The types of books we read may affect how we relate to others



Flickr/Susana Fernandez

How important is reading fiction in socializing school children? Researchers at The New School in New York City have found evidence that literary fiction improves a reader’s capacity to understand what others are thinking and feeling.

Emanuele Castano, a social psychologist, along with PhD candidate David Kidd conducted five studies in which they divided a varying number of participants (ranging from 86 to 356) and gave them different reading assignments: excerpts from genre (or popular) fiction, literary fiction, nonfiction or nothing. After they finished the excerpts the participants took a test that measured their ability to infer and understand other people’s thoughts and emotions. The researchers found, to their surprise, a significant difference between the literary- and genre-fiction readers.

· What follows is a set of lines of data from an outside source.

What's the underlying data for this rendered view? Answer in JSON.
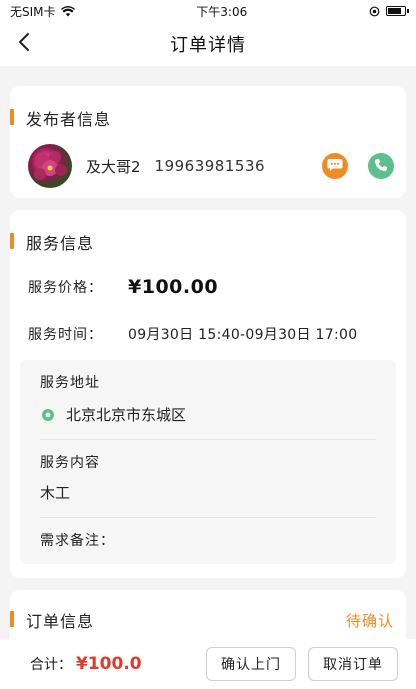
{
  "status_bar": {
    "carrier": "无SIM卡",
    "time": "下午3:06"
  },
  "nav": {
    "title": "订单详情"
  },
  "publisher": {
    "section_title": "发布者信息",
    "name": "及大哥2",
    "phone": "19963981536"
  },
  "service": {
    "section_title": "服务信息",
    "price_label": "服务价格：",
    "price_value": "¥100.00",
    "time_label": "服务时间：",
    "time_value": "09月30日 15:40-09月30日 17:00",
    "address_label": "服务地址",
    "address_value": "北京北京市东城区",
    "content_label": "服务内容",
    "content_value": "木工",
    "notes_label": "需求备注："
  },
  "order": {
    "section_title": "订单信息",
    "status": "待确认"
  },
  "bottom": {
    "total_label": "合计：",
    "total_value": "¥100.0",
    "confirm_label": "确认上门",
    "cancel_label": "取消订单"
  },
  "colors": {
    "accent": "#f08a24",
    "call": "#5cc08d",
    "price_red": "#e03a2e"
  },
  "icons": [
    "back-icon",
    "wifi-icon",
    "battery-icon",
    "chat-icon",
    "phone-icon",
    "location-pin-icon"
  ]
}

When study participants read non-fiction or nothing, their results were unimpressive. When they read excerpts of genre fiction, such as Danielle Steel’s The Sins of the Mother, their test results were dually insignificant. However, when they read literary fiction, such as The Round House by Louise Erdrich, their test results improved markedly—and, by implication, so did their capacity for empathy. The study was published October 4 in Science.

The results are consistent with what literary criticism has to say about the two genres—and indeed, this may be the first empirical evidence linking literary and psychological theories of fiction. Popular fiction tends to portray situations that are otherworldly and follow a formula to take readers on a roller-coaster ride of emotions and exciting experiences. Although the settings and situations are grand, the characters are internally consistent and predictable, which tends to affirm the reader’s expectations of others. It stands to reason that popular fiction does not expand the capacity to empathize.

Literary fiction, by contrast, focuses more on the psychology of characters and their relationships. “Often those characters’ minds are depicted vaguely, without many details, and we’re forced to fill in the gaps to understand their intentions and motivations,” Kidd says. This genre prompts the reader to imagine the characters’ introspective dialogues. This psychological awareness carries over into the real world, which is full of complicated individuals whose inner lives are usually difficult to fathom. Although literary fiction tends to be more realistic than popular fiction, the characters disrupt reader expectations, undermining prejudices and stereotypes. They support and teach us values about social behavior, such as the importance of understanding those who are different from ourselves.

The results suggest that reading fiction is a valuable socializing influence. The study data couldinform debates over how much fiction should be included in educational curricula and whether reading programs should be implemented in prisons, where reading literary fiction might improve inmates’ social functioning and empathy. Castano also hopes the finding will encourage autistic people to engage in more literary fiction, in the hope it could improve their ability to empathize without the side effects of medication.